The a lot of reasons why there's not much talk in Serious Circles anymore about the hideous disaster that was, and is, the Iraqi Adventure. But one such reason that deserves attention is that the only way Serious People ever discuss any fucking thing ever nowadays is in terms of bullshit competitions of at most a week's duration -- and where yesterday is garbage.
Here look. Duncan is totally right that Richard Cohen is very good at what he does, even when you can look back and want to throw up upon contemplating what he did.
But the key here is not simply what Cohen did or said; sure he was a dick. But he was hardly alone in this madness. The point is to identify the reasons why this madness took hold so powerfully among the class to which Cohen belonged.
And you can't forget that while to the vast majority of the inhabitants of this planet the clever turns of phrase of people like Cohen are utterly meaningless, in the intimate world of the Village Cohen likely dined out for years on "fools and Frenchmen."

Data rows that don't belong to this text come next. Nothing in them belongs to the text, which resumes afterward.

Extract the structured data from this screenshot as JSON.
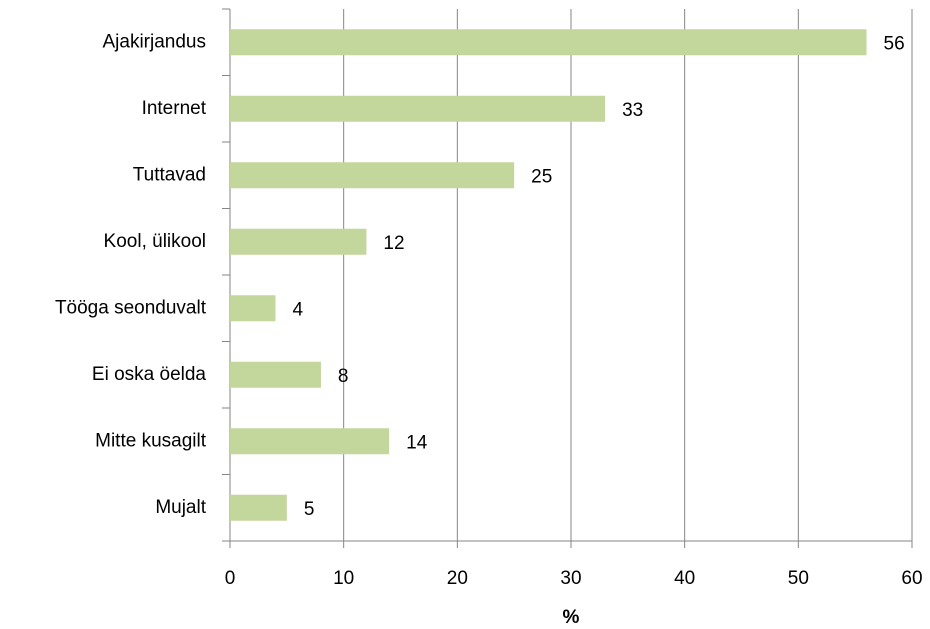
{
  "chart_data": {
    "type": "bar",
    "orientation": "horizontal",
    "x_label": "%",
    "categories": [
      "Ajakirjandus",
      "Internet",
      "Tuttavad",
      "Kool, ülikool",
      "Tööga seonduvalt",
      "Ei oska öelda",
      "Mitte kusagilt",
      "Mujalt"
    ],
    "values": [
      56,
      33,
      25,
      12,
      4,
      8,
      14,
      5
    ],
    "color": "#c3d69b",
    "xlim": [
      0,
      60
    ],
    "xticks": [
      0,
      10,
      20,
      30,
      40,
      50,
      60
    ],
    "grid": true
  }
}
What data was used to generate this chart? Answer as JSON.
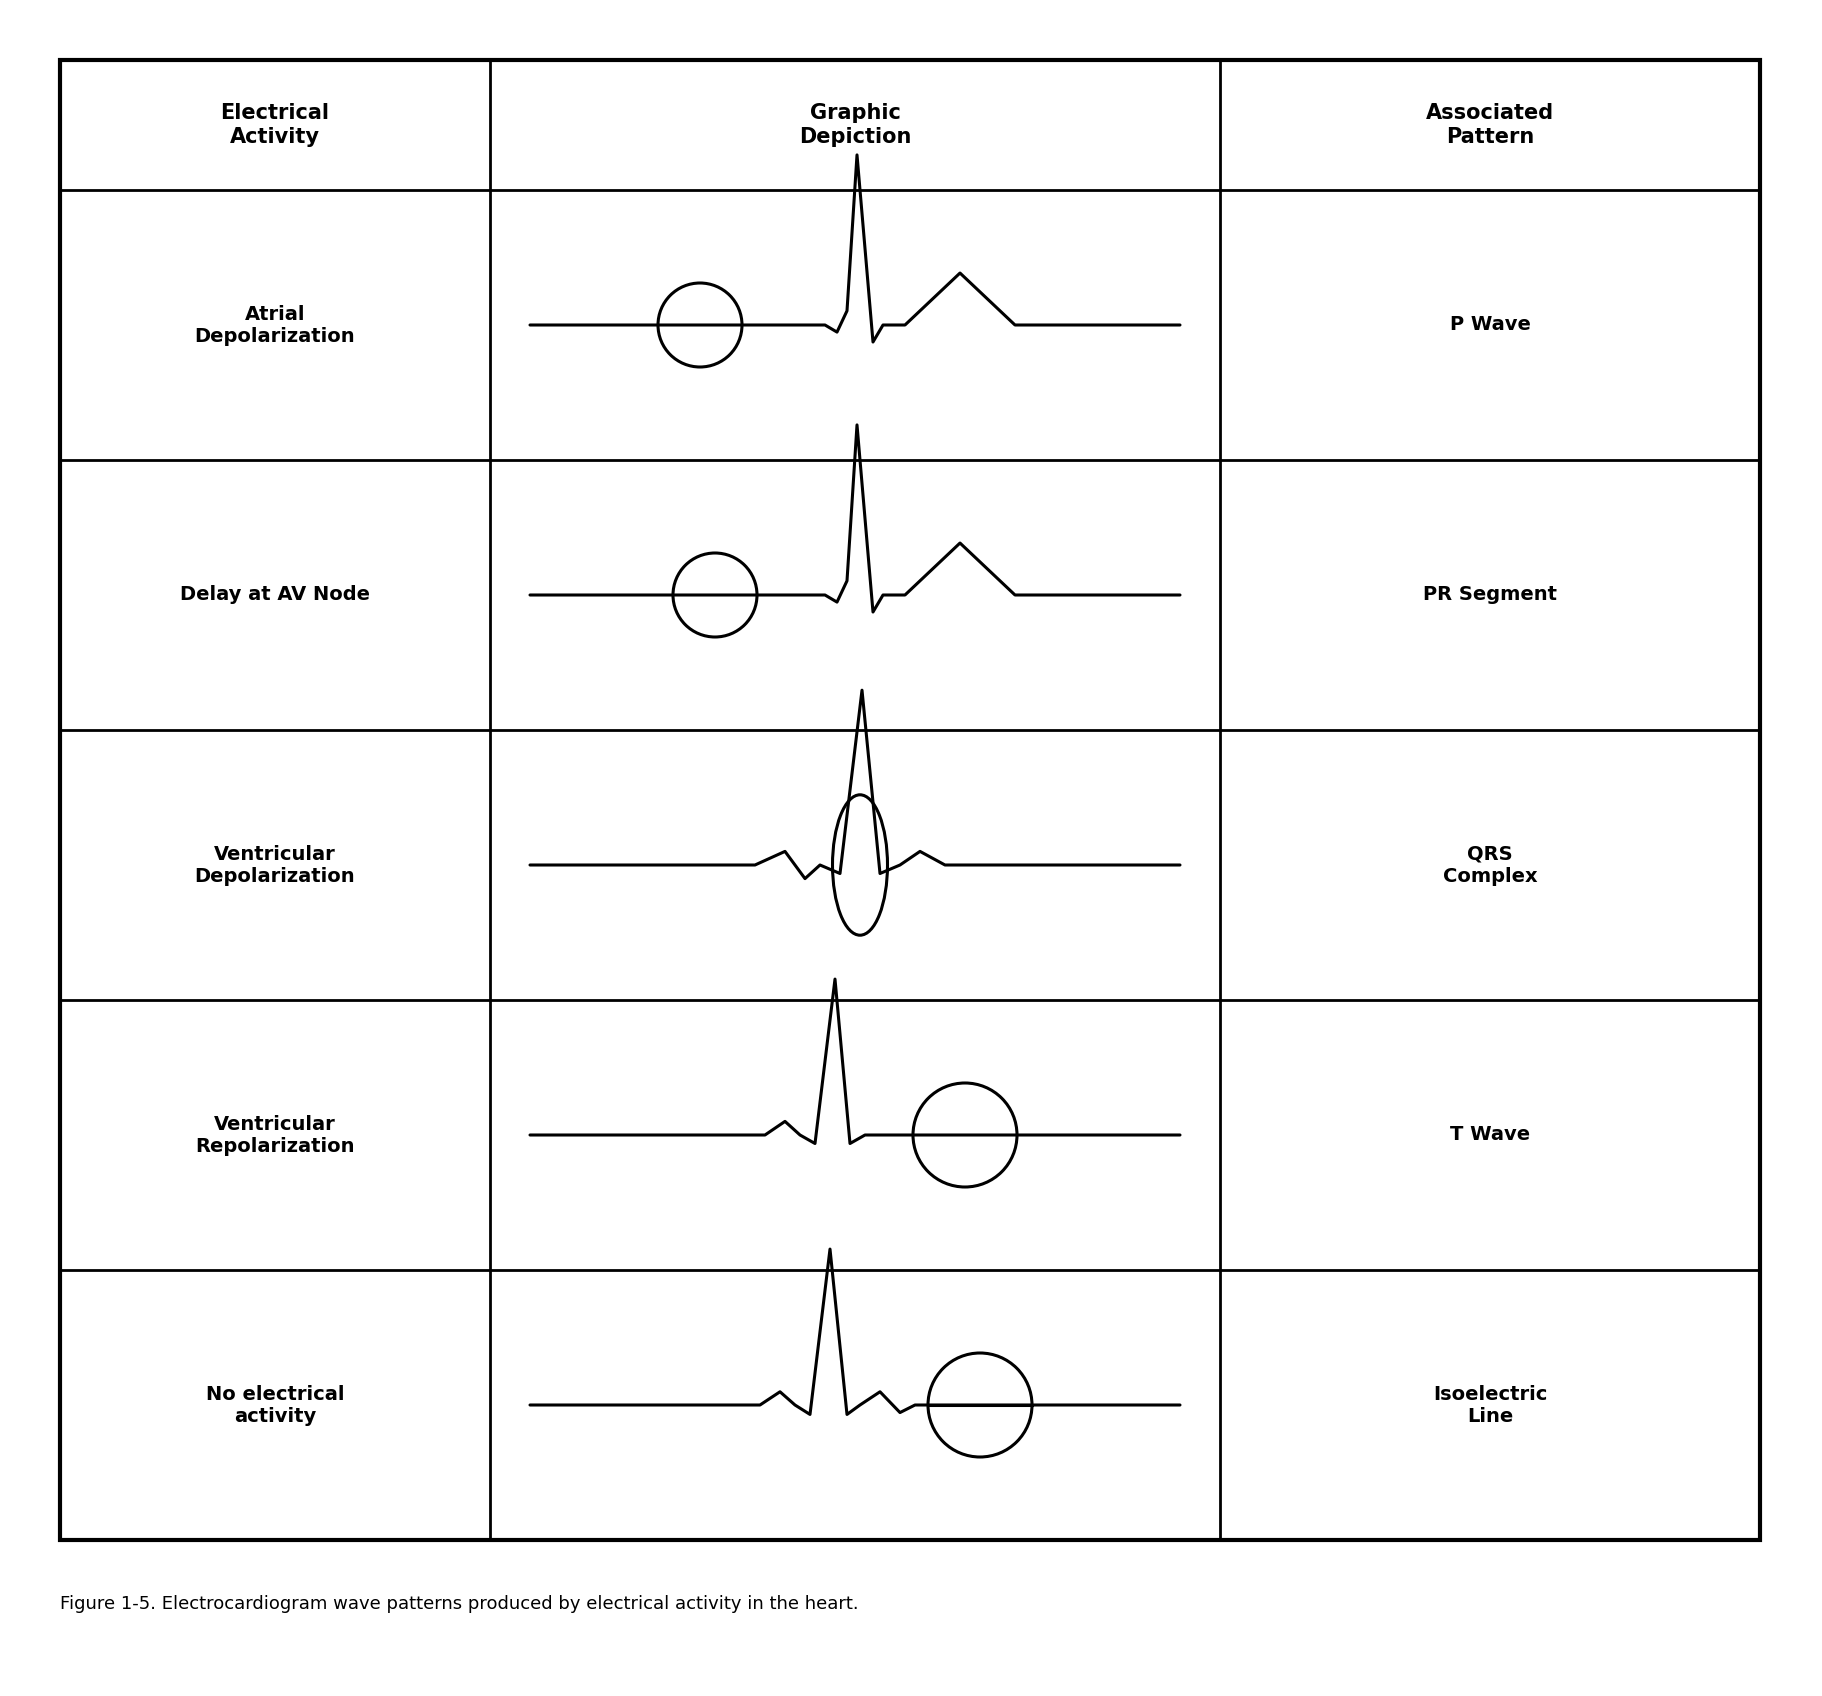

These people compete very intensely against each other. The New York Times and WaPo opinion pages are not meant to inform anyone of anything. They are lists in which morons don elaborate heraldry to engage in fancypants shitheaded jousts.
In such competitions the prizes are awarded, say, weekly. Being proved right ten years later? Who the fuck cares about ten years later?
I agree with everything Scott says here. I remember the dsquared post referenced vividly; I remember reading the original and thinking "I knew that from Irish history, and also from trying to get contractors to give honest quotes on the roof, that the Iraq war was stupid."
The insight here is not that "fibbers lies are useless," but that "people who want to 'win the week' need to shut the fuck up about policy."
They won't. But what's poignant is that these contests aren't even over money.
They are over the weird Rules of Who Rules Pundit Mountain.